RLFW-NAT
June 28, 2021 · View on GitHub
Code for "Rejuvenating Low-Frequency Words: Making the Most of Parallel Data in Non-Autoregressive Translation" (ACL 2021).
We propose LFR: raw pretraining → bidirectional KD (→KD + ←KD) → forward KD finetune, so NAT sees more low-frequency word links without changing the model.
Paper | Pretrained: En-De · Ro-En
Setup
git clone https://github.com/alphadl/RLFW-NAT.git
cd RLFW-NAT
pip install -e fairseq_mask/ -e fairseq_lev/
Data
Put under data/ende_data/: train_raw.{en,de}, train_kd.{en,de} (forward KD), train_bt.{en,de} (backward KD), valid.{en,de}, test.{en,de} (BPE).
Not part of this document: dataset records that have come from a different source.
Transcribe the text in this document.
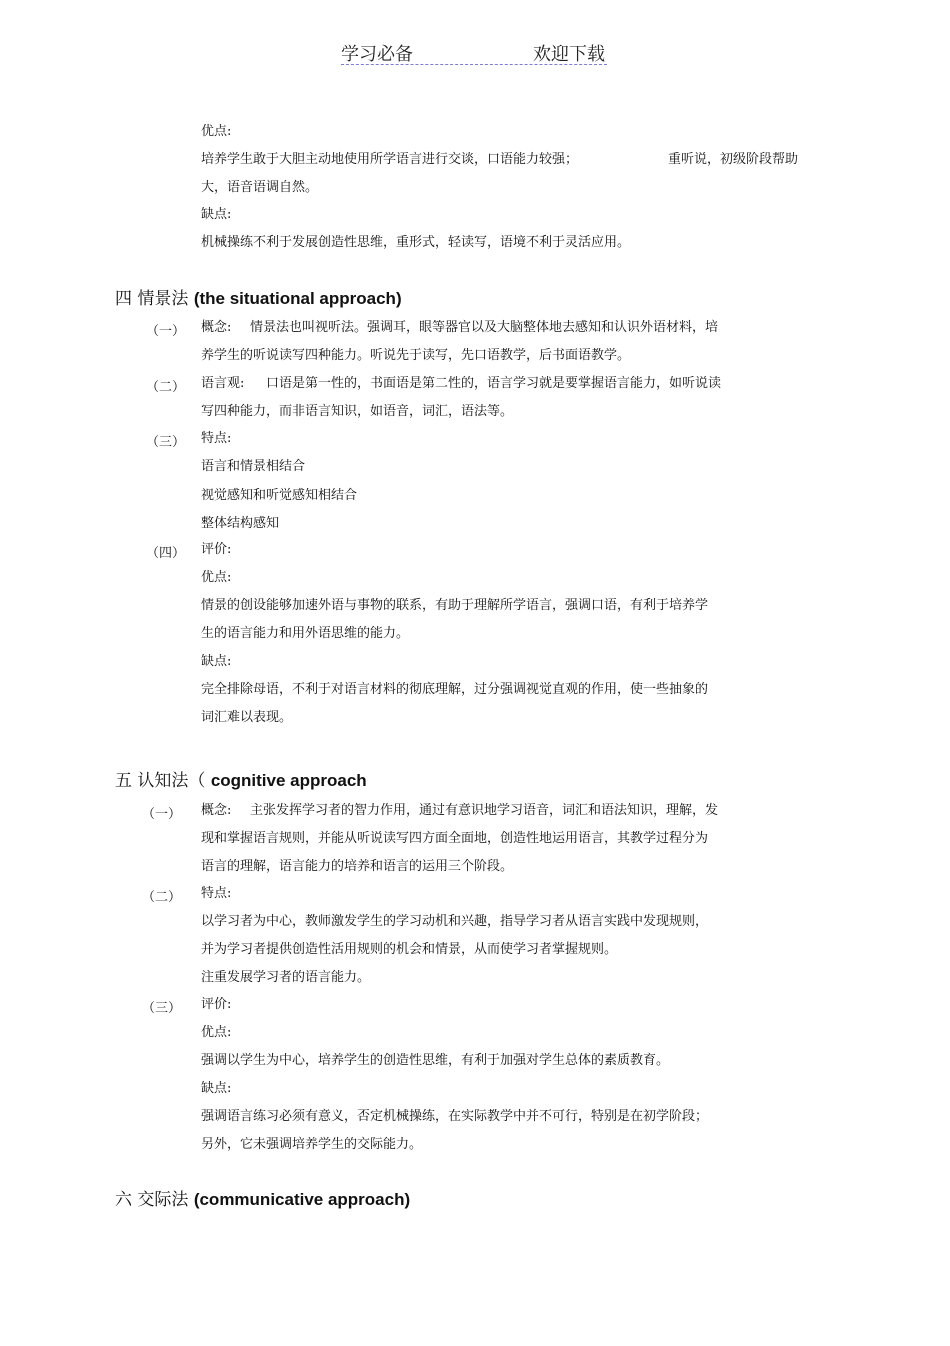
学习必备	欢迎下载
优点:
培养学生敢于大胆主动地使用所学语言进行交谈，口语能力较强；	重听说，初级阶段帮助
大，语音语调自然。
缺点:
机械操练不利于发展创造性思维，重形式，轻读写，语境不利于灵活应用。
四 情景法 (the situational approach)
（一） 概念: 情景法也叫视听法。强调耳，眼等器官以及大脑整体地去感知和认识外语材料，培
养学生的听说读写四种能力。听说先于读写，先口语教学，后书面语教学。
（二） 语言观: 口语是第一性的，书面语是第二性的，语言学习就是要掌握语言能力，如听说读
写四种能力，而非语言知识，如语音，词汇，语法等。
（三） 特点:
语言和情景相结合
视觉感知和听觉感知相结合
整体结构感知
（四） 评价:
优点:
情景的创设能够加速外语与事物的联系，有助于理解所学语言，强调口语，有利于培养学
生的语言能力和用外语思维的能力。
缺点:
完全排除母语，不利于对语言材料的彻底理解，过分强调视觉直观的作用，使一些抽象的
词汇难以表现。
五 认知法（ cognitive approach
（一） 概念: 主张发挥学习者的智力作用，通过有意识地学习语音，词汇和语法知识，理解，发
现和掌握语言规则，并能从听说读写四方面全面地，创造性地运用语言，其教学过程分为
语言的理解，语言能力的培养和语言的运用三个阶段。
（二） 特点:
以学习者为中心，教师激发学生的学习动机和兴趣，指导学习者从语言实践中发现规则，
并为学习者提供创造性活用规则的机会和情景，从而使学习者掌握规则。
注重发展学习者的语言能力。
（三） 评价:
优点:
强调以学生为中心，培养学生的创造性思维，有利于加强对学生总体的素质教育。
缺点:
强调语言练习必须有意义，否定机械操练，在实际教学中并不可行，特别是在初学阶段；
另外，它未强调培养学生的交际能力。
六 交际法 (communicative approach)
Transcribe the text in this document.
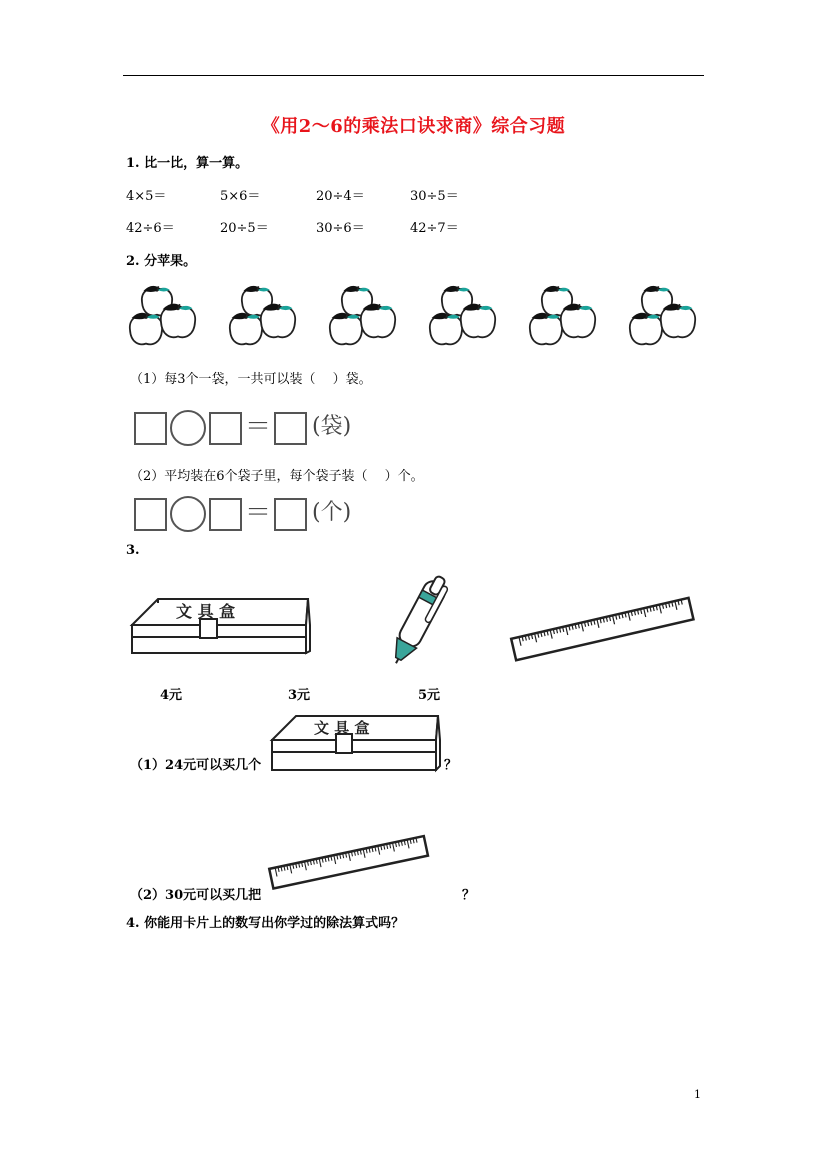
《用2～6的乘法口诀求商》综合习题
1. 比一比，算一算。
4×5＝	5×6＝	20÷4＝	30÷5＝
42÷6＝	20÷5＝	30÷6＝	42÷7＝
2. 分苹果。
（1）每3个一袋，一共可以装（　 ）袋。
＝ (袋)
（2）平均装在6个袋子里，每个袋子装（　 ）个。
＝ (个)
3.
文 具 盒
4元	3元	5元
（1）24元可以买几个
文 具 盒
？
（2）30元可以买几把	？
4. 你能用卡片上的数写出你学过的除法算式吗？
1
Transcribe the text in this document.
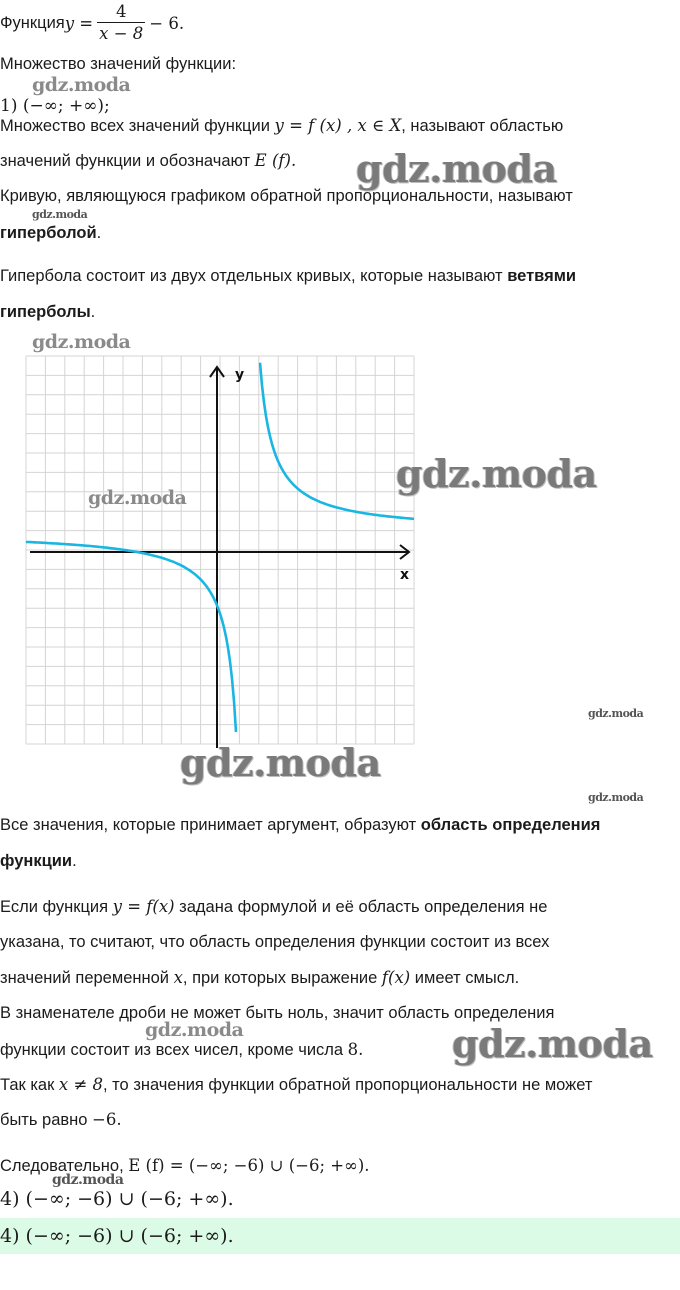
Функция $y = \frac{4}{x - 8} - 6$.
Множество значений функции:
1) (−∞; +∞);
gdz.moda
Множество всех значений функции y = f (x) , x ∈ X, называют областью
значений функции и обозначают E (f). gdz.moda
Кривую, являющуюся графиком обратной пропорциональности, называют
gdz.moda
гиперболой.
Гипербола состоит из двух отдельных кривых, которые называют ветвями
гиперболы.
gdz.moda
y
x
gdz.moda
gdz.moda
gdz.moda
gdz.moda
gdz.moda
Все значения, которые принимает аргумент, образуют область определения
функции.
Если функция y = f(x) задана формулой и её область определения не
указана, то считают, что область определения функции состоит из всех
значений переменной x, при которых выражение f(x) имеет смысл.
В знаменателе дроби не может быть ноль, значит область определения
gdz.moda
функции состоит из всех чисел, кроме числа 8. gdz.moda
Так как x ≠ 8, то значения функции обратной пропорциональности не может
быть равно −6.
Следовательно, E (f) = (−∞; −6) ∪ (−6; +∞).
gdz.moda
4) (−∞; −6) ∪ (−6; +∞).
4) (−∞; −6) ∪ (−6; +∞).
Then:
SRC=en TGT=de DATA_DIR=./data/ende_data bash preprocess.sh
Creates databin/{raw_PT,forward_KD,reversed_KD,bidirectional_KD}.
Training (LFR)
Mask-Predict:
SRC=en TGT=de DATA_DIR=./data/ende_data SAVE_DIR=./checkpoint/ende/mask_lfr bash train_mask.sh
Levenshtein:
SRC=en TGT=de DATA_DIR=./data/ende_data SAVE_DIR=./checkpoint/ende/lev_lfr bash train_lev.sh
Best checkpoint: SAVE_DIR/fwd/checkpoint_best.pt.
Eval
DATA=./data/ende_data/databin/forward_KD CHECKPOINT=./checkpoint/ende/mask_lfr/fwd SUBSET=test bash eval_mask.sh
REF=./data/ende_data/test.de bash test_mask.sh
Citation
@inproceedings{ding2021rejuvenating,
title = {Rejuvenating Low-Frequency Words: Making the Most of Parallel Data in Non-Autoregressive Translation},
author = {Ding, Liang and Wang, Longyue and Liu, Xuebo and Wong, Derek F. and Tao, Dacheng and Tu, Zhaopeng},
booktitle = {ACL},
year = {2021}
}
License
CC-BY-NC 4.0.